Anesthesia Professionals’ Obligation to Protect Patients from Harm
Anesthesia professionals are uniquely situated to protect patients from liberty violations via forced surgeries.
Anesthesia professionals often see ourselves as the last line of defense for patients against unsafe surgical conditions. This is because, under typical conditions, surgeons will not operate on unanesthetized patients. For surgeons and nurses who may themselves feel coerced into participating in the operation on an unwilling patient, the unwavering support of an anesthesia provider in protecting the patient may elevate the moral courage of the entire operating room.
In the case of forced surgery, anesthesia professionals protecting patients in compliance with their professional ethics should avoid allowing other anesthesia professionals to take over the assignment, if this reassignment is in order to comply with liberty violations. Of note, this is distinct from conscientious objection arguments which center on the healthcare provider, not the patient. In conscientious objection cases, healthcare providers remove themselves from providing treatment that is out of alignment with their own values. Such clinicians are usually expected to identify an alternative willing provider. In the case of forced surgery, stepping aside for a different anesthesiology professional to cause patient harm, is unjustified.

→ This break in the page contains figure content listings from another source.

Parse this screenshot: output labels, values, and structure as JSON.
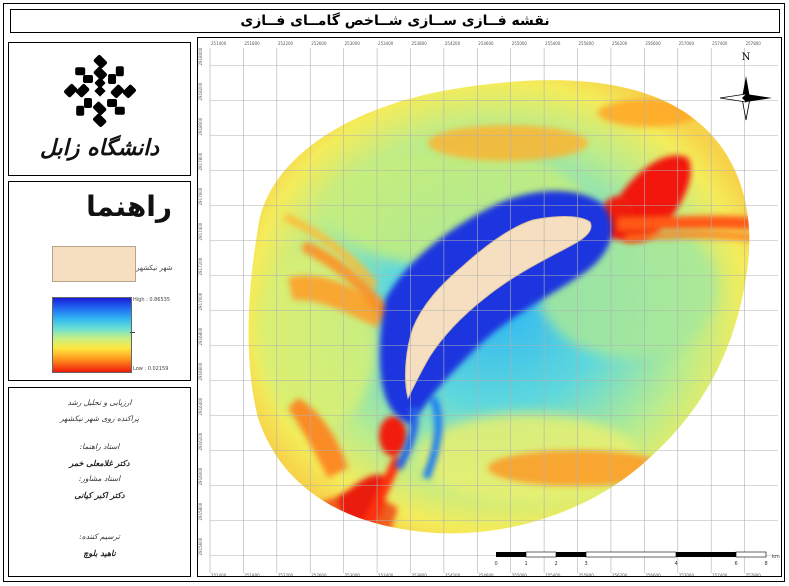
{
  "map_title": "نقشه فــازی ســازی شــاخص گامــای فــازی",
  "university": {
    "name": "دانشگاه زابل",
    "logo_icon": "zabol-university-emblem-icon"
  },
  "legend": {
    "title": "راهنما",
    "city_label": "شهر نیکشهر",
    "city_color": "#f6dfc0",
    "ramp_high": "High : 0.86535",
    "ramp_low": "Low : 0.02159",
    "ramp_colors": [
      "#1a1dd6",
      "#2fb6f2",
      "#c8f080",
      "#ffe640",
      "#ff9a1e",
      "#f01a0a"
    ]
  },
  "credits": {
    "line1": "ارزیابی و تحلیل رشد",
    "line2": "پراکنده روی شهر نیکشهر",
    "advisor_title": "استاد راهنما:",
    "advisor_name": "دکتر غلامعلی خمر",
    "consultant_title": "استاد مشاور:",
    "consultant_name": "دکتر اکبر کیانی",
    "author_title": "ترسیم کننده:",
    "author_name": "ناهید بلوچ"
  },
  "north_arrow": {
    "label": "N",
    "icon": "north-arrow-compass-icon"
  },
  "scale_bar": {
    "ticks": [
      "0",
      "1",
      "2",
      "3",
      "4",
      "6",
      "8"
    ],
    "unit": "km"
  },
  "grid": {
    "top_labels": [
      "251400",
      "251800",
      "252200",
      "252600",
      "253000",
      "253400",
      "253800",
      "254200",
      "254600",
      "255000",
      "255400",
      "255800",
      "256200",
      "256600",
      "257000",
      "257400",
      "257800"
    ],
    "left_labels": [
      "2918400",
      "2918200",
      "2918000",
      "2917800",
      "2917600",
      "2917400",
      "2917200",
      "2917000",
      "2916800",
      "2916600",
      "2916400",
      "2916200",
      "2916000",
      "2915800",
      "2915600"
    ]
  }
}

Anesthesia professionals must embrace our role in protecting patients from serious liberty violations, including the obstetric violence of forced surgery. If there is no willing anesthesia professional to chemically restrain a patient into compliance, this will inherently hinder the violence of forced surgeries.
Without a doubt, this will require moral fortitude and bravery on the part of anesthesia professionals. Understandably, providers will fear legal repercussions from failure to participate in a court-ordered intervention. While courts may authorize surgical interventions over a patient’s objection, orders rarely mention the provision of anesthesia. Anesthesiology professionals’ opinions regarding anesthetizing patients against their will are rarely requested or considered. No judge will come to the operating room to place an epidural or push a propofol syringe. The responsibility lies with us. We suggest documenting your discussions with the patient and medical team, as well as your ethical rationale for refusing to anesthetize the unwilling patient. Consult with legal representation as appropriate.
The abolition of obstetric violence from practice requires the moral fortitude of anesthesia professionals. As integral and necessary members of the surgical care team, we must ensure our significant power is not abused with the unethical use of forced chemical compliance.
The opinions expressed in this editorial are those of the writers and do not necessarily reflect the views or positions of any entities they represent.